Mellon Starts ACH Conversion Service for Businesses

Mellon Financial Corp. is offering to convert check images into automated clearing house payments for businesses that are using its remote deposit services.

The Pittsburgh banking company said one customer, the Princeton, N.J., nonprofit Educational Testing Service, is using the conversion service now, and Mellon plans to offer the service to others.

Thomas M. Meiman, a vice president at Mellon and a product line manager in its cash management unit, Mellon Working Capital Solutions, said that ETS receives mostly consumer checks, which are eligible for conversion into ACH payments under the accounts receivable conversion format.

However, it also receives some checks from businesses, such as those paying for employees' continuing education. Such checks, which are not eligible for ARC, will continue to be cleared through image replacement documents.

The service is "a convenience to the customer," Mr. Meiman said in an interview Thursday. "The idea is to have the solution be transparent to them."
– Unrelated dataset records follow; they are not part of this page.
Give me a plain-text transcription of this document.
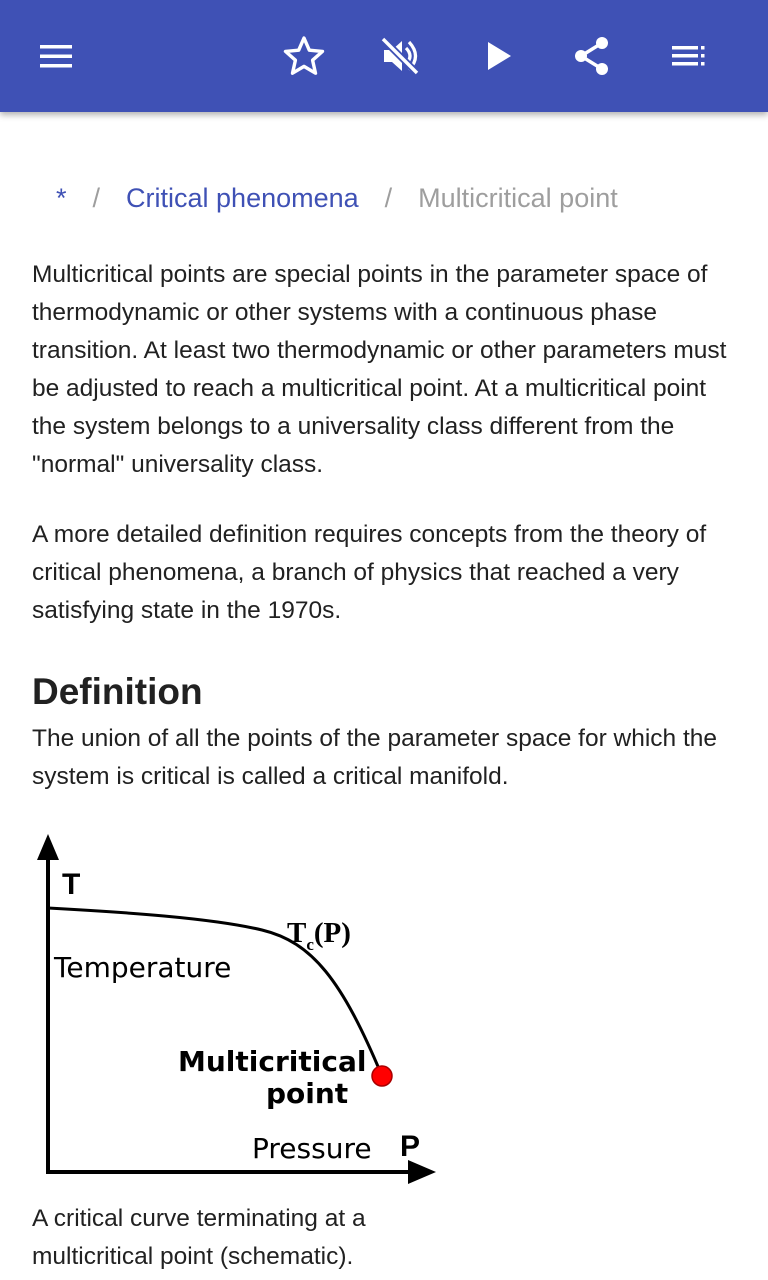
* / Critical phenomena / Multicritical point

Multicritical points are special points in the parameter space of thermodynamic or other systems with a continuous phase transition. At least two thermodynamic or other parameters must be adjusted to reach a multicritical point. At a multicritical point the system belongs to a universality class different from the "normal" universality class.

A more detailed definition requires concepts from the theory of critical phenomena, a branch of physics that reached a very satisfying state in the 1970s.

Definition

The union of all the points of the parameter space for which the system is critical is called a critical manifold.

T
Temperature
$T_c(P)$
Multicritical
point
Pressure P

A critical curve terminating at a multicritical point (schematic).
Mellon, which exited the retail banking business in 2001, began testing remote capture 18 months ago, he said.

It has not rushed into image exchange, though it is developing image-processing capabilities. Mr. Meiman said most of its corporate customers receive their checks back through controlled disbursement, and float remains "a very important feature to many of our customers." Image exchange likely would accelerate clearing and cut into their float revenue.
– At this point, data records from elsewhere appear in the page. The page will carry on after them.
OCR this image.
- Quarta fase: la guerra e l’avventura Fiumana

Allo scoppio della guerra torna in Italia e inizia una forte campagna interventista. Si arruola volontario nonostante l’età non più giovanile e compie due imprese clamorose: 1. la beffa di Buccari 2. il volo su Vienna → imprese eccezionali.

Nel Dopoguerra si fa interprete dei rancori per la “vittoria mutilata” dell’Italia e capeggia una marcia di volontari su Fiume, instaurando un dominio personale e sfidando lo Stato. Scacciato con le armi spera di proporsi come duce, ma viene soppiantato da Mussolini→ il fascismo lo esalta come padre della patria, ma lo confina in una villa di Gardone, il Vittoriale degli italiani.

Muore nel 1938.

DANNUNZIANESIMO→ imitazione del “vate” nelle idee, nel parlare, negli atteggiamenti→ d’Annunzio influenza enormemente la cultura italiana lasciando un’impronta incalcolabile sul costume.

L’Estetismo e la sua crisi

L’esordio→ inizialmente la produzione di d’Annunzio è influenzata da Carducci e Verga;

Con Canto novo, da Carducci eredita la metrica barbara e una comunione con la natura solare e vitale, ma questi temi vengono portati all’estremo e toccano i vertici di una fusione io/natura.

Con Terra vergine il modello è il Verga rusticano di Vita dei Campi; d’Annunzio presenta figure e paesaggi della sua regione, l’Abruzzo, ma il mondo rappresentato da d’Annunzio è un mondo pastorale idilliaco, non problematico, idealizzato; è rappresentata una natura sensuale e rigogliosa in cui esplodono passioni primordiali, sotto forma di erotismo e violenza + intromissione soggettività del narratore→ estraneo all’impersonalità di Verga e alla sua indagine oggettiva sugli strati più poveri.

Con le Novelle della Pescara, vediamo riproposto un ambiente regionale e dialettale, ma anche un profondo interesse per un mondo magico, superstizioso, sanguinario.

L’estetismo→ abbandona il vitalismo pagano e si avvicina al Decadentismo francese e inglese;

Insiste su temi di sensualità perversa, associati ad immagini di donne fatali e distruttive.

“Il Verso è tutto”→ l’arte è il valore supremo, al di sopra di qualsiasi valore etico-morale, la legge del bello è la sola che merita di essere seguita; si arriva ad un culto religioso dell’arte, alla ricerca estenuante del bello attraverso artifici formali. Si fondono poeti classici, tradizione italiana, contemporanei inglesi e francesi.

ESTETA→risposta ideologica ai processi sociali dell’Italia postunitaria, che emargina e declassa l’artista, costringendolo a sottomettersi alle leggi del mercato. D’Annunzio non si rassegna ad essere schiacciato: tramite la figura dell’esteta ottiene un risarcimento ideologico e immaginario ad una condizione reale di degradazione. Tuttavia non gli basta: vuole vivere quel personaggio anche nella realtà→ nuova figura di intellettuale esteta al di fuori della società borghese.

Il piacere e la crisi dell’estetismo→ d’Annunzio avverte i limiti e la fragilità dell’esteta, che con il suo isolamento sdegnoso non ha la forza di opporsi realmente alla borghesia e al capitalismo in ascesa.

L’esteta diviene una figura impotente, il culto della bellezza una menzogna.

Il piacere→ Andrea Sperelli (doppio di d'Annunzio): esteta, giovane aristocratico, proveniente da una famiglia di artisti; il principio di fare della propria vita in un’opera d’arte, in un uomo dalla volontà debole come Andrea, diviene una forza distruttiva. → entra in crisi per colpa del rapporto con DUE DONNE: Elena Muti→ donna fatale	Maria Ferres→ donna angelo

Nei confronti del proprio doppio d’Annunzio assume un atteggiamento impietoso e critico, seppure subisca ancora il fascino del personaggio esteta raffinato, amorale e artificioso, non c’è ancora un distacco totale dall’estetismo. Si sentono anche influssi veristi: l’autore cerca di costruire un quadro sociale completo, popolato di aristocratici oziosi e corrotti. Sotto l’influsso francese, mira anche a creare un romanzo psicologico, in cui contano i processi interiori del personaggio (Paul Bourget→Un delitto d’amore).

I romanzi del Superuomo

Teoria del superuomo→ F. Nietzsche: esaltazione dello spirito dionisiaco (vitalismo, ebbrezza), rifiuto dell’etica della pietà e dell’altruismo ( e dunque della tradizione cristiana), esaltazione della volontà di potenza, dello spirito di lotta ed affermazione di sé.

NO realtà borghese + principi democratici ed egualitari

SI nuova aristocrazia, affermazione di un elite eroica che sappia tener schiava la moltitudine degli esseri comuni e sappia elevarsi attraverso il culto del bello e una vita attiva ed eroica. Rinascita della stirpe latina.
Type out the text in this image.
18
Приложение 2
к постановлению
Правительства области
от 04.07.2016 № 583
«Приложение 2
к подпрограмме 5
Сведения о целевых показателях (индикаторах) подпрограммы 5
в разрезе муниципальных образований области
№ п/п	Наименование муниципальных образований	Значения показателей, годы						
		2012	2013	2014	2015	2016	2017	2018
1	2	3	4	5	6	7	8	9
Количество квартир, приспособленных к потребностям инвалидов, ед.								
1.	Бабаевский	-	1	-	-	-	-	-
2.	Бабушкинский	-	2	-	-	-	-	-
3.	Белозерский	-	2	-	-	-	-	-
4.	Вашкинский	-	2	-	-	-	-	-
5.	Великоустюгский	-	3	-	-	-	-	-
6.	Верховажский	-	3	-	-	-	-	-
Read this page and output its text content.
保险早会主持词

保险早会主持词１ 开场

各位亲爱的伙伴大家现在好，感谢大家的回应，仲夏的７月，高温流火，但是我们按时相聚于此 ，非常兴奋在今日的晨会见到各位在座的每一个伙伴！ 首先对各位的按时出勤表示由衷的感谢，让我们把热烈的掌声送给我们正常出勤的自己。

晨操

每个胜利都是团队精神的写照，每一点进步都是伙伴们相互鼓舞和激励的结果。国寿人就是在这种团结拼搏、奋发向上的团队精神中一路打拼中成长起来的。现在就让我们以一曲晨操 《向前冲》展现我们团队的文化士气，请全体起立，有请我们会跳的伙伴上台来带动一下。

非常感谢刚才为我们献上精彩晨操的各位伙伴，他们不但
Bob Meara, a senior analyst at the Boston research and consulting firm Celent LLC, said other banking companies are likely to introduce similar capabilities. Remote deposit was one of the first products to take advantage of check imaging.

"It was not particularly efficient, but it allowed them to get to market quickly," he said.
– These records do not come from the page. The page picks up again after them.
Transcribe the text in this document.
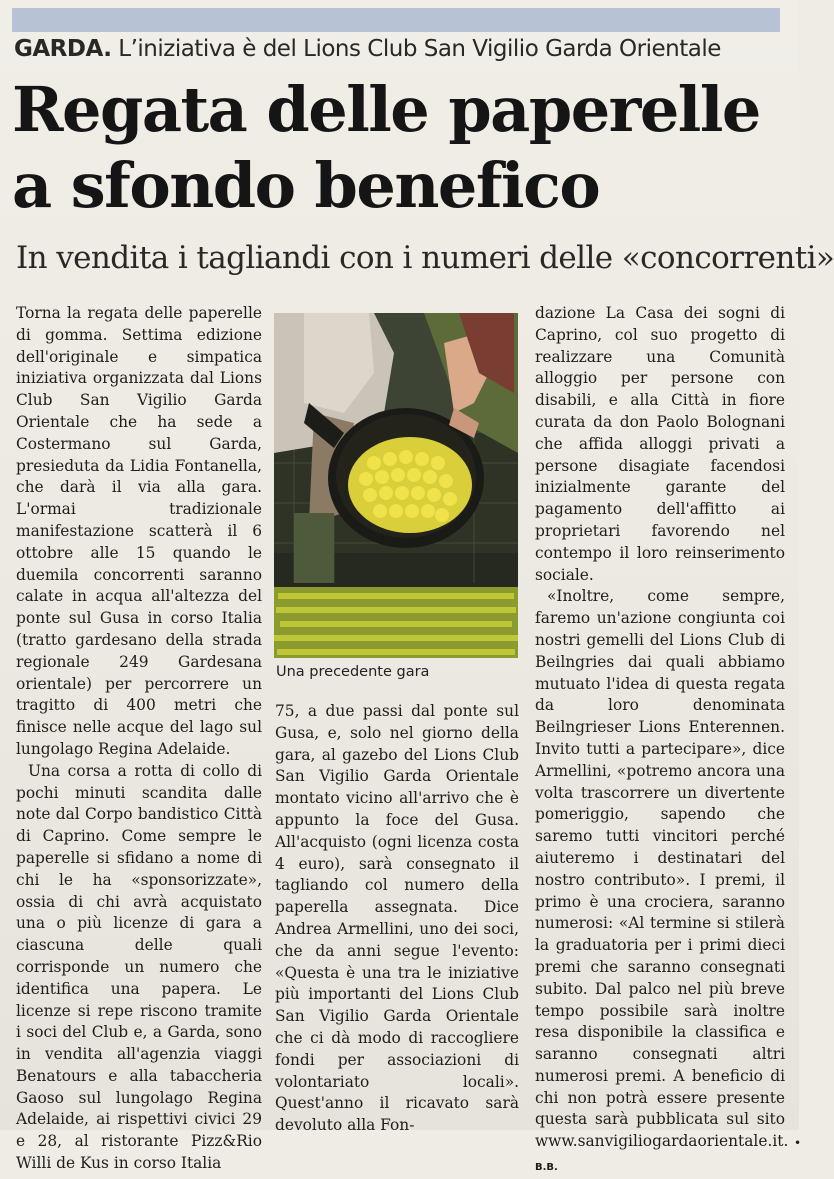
GARDA. L’iniziativa è del Lions Club San Vigilio Garda Orientale
Regata delle paperelle
a sfondo benefico
In vendita i tagliandi con i numeri delle «concorrenti»

Torna la regata delle paperelle di gomma. Settima edizione dell'originale e simpatica iniziativa organizzata dal Lions Club San Vigilio Garda Orientale che ha sede a Costermano sul Garda, presieduta da Lidia Fontanella, che darà il via alla gara. L'ormai tradizionale manifestazione scatterà il 6 ottobre alle 15 quando le duemila concorrenti saranno calate in acqua all'altezza del ponte sul Gusa in corso Italia (tratto gardesano della strada regionale 249 Gardesana orientale) per percorrere un tragitto di 400 metri che finisce nelle acque del lago sul lungolago Regina Adelaide.

Una corsa a rotta di collo di pochi minuti scandita dalle note dal Corpo bandistico Città di Caprino. Come sempre le paperelle si sfidano a nome di chi le ha «sponsorizzate», ossia di chi avrà acquistato una o più licenze di gara a ciascuna delle quali corrisponde un numero che identifica una papera. Le licenze si repe riscono tramite i soci del Club e, a Garda, sono in vendita all'agenzia viaggi Benatours e alla tabaccheria Gaoso sul lungolago Regina Adelaide, ai rispettivi civici 29 e 28, al ristorante Pizz&Rio Willi de Kus in corso Italia

Una precedente gara

75, a due passi dal ponte sul Gusa, e, solo nel giorno della gara, al gazebo del Lions Club San Vigilio Garda Orientale montato vicino all'arrivo che è appunto la foce del Gusa. All'acquisto (ogni licenza costa 4 euro), sarà consegnato il tagliando col numero della paperella assegnata. Dice Andrea Armellini, uno dei soci, che da anni segue l'evento: «Questa è una tra le iniziative più importanti del Lions Club San Vigilio Garda Orientale che ci dà modo di raccogliere fondi per associazioni di volontariato locali». Quest'anno il ricavato sarà devoluto alla Fon-

dazione La Casa dei sogni di Caprino, col suo progetto di realizzare una Comunità alloggio per persone con disabili, e alla Città in fiore curata da don Paolo Bolognani che affida alloggi privati a persone disagiate facendosi inizialmente garante del pagamento dell'affitto ai proprietari favorendo nel contempo il loro reinserimento sociale.

«Inoltre, come sempre, faremo un'azione congiunta coi nostri gemelli del Lions Club di Beilngries dai quali abbiamo mutuato l'idea di questa regata da loro denominata Beilngrieser Lions Enterennen. Invito tutti a partecipare», dice Armellini, «potremo ancora una volta trascorrere un divertente pomeriggio, sapendo che saremo tutti vincitori perché aiuteremo i destinatari del nostro contributo». I premi, il primo è una crociera, saranno numerosi: «Al termine si stilerà la graduatoria per i primi dieci premi che saranno consegnati subito. Dal palco nel più breve tempo possibile sarà inoltre resa disponibile la classifica e saranno consegnati altri numerosi premi. A beneficio di chi non potrà essere presente questa sarà pubblicata sul sito www.sanvigiliogardaorientale.it. • B.B.
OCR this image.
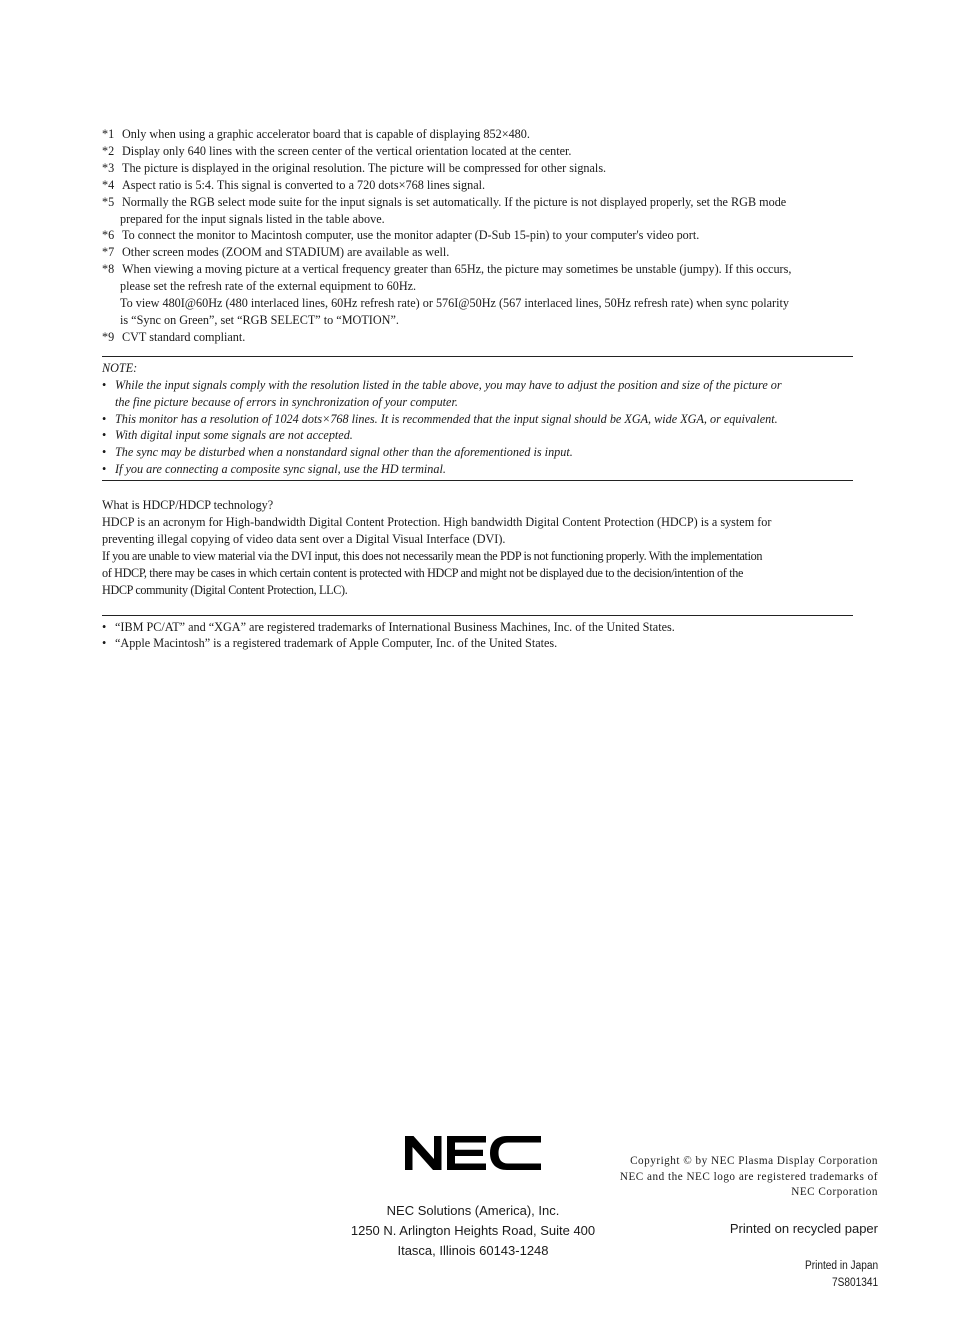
*1 Only when using a graphic accelerator board that is capable of displaying 852×480.
*2 Display only 640 lines with the screen center of the vertical orientation located at the center.
*3 The picture is displayed in the original resolution. The picture will be compressed for other signals.
*4 Aspect ratio is 5:4. This signal is converted to a 720 dots×768 lines signal.
*5 Normally the RGB select mode suite for the input signals is set automatically. If the picture is not displayed properly, set the RGB mode
prepared for the input signals listed in the table above.
*6 To connect the monitor to Macintosh computer, use the monitor adapter (D-Sub 15-pin) to your computer's video port.
*7 Other screen modes (ZOOM and STADIUM) are available as well.
*8 When viewing a moving picture at a vertical frequency greater than 65Hz, the picture may sometimes be unstable (jumpy). If this occurs,
please set the refresh rate of the external equipment to 60Hz.
To view 480I@60Hz (480 interlaced lines, 60Hz refresh rate) or 576I@50Hz (567 interlaced lines, 50Hz refresh rate) when sync polarity
is “Sync on Green”, set “RGB SELECT” to “MOTION”.
*9 CVT standard compliant.
NOTE:
• While the input signals comply with the resolution listed in the table above, you may have to adjust the position and size of the picture or
the fine picture because of errors in synchronization of your computer.
• This monitor has a resolution of 1024 dots×768 lines. It is recommended that the input signal should be XGA, wide XGA, or equivalent.
• With digital input some signals are not accepted.
• The sync may be disturbed when a nonstandard signal other than the aforementioned is input.
• If you are connecting a composite sync signal, use the HD terminal.
What is HDCP/HDCP technology?
HDCP is an acronym for High-bandwidth Digital Content Protection. High bandwidth Digital Content Protection (HDCP) is a system for
preventing illegal copying of video data sent over a Digital Visual Interface (DVI).
If you are unable to view material via the DVI input, this does not necessarily mean the PDP is not functioning properly. With the implementation
of HDCP, there may be cases in which certain content is protected with HDCP and might not be displayed due to the decision/intention of the
HDCP community (Digital Content Protection, LLC).
• “IBM PC/AT” and “XGA” are registered trademarks of International Business Machines, Inc. of the United States.
• “Apple Macintosh” is a registered trademark of Apple Computer, Inc. of the United States.
Copyright © by NEC Plasma Display Corporation
NEC and the NEC logo are registered trademarks of
NEC Corporation
NEC Solutions (America), Inc.
1250 N. Arlington Heights Road, Suite 400
Itasca, Illinois 60143-1248
Printed on recycled paper
Printed in Japan
7S801341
Mr. Meiman predicted that within 18 to 24 months, Mellon would be separating ARC-eligible items from its customers' other remote-deposit images, clearing the images where it could, and reducing the number of IRDs.

"Banks have never needed their float managers the way they need them today," he said. "The number of variables that need to be considered in effecting an efficient clearing strategy has grown exponentially in the last two years."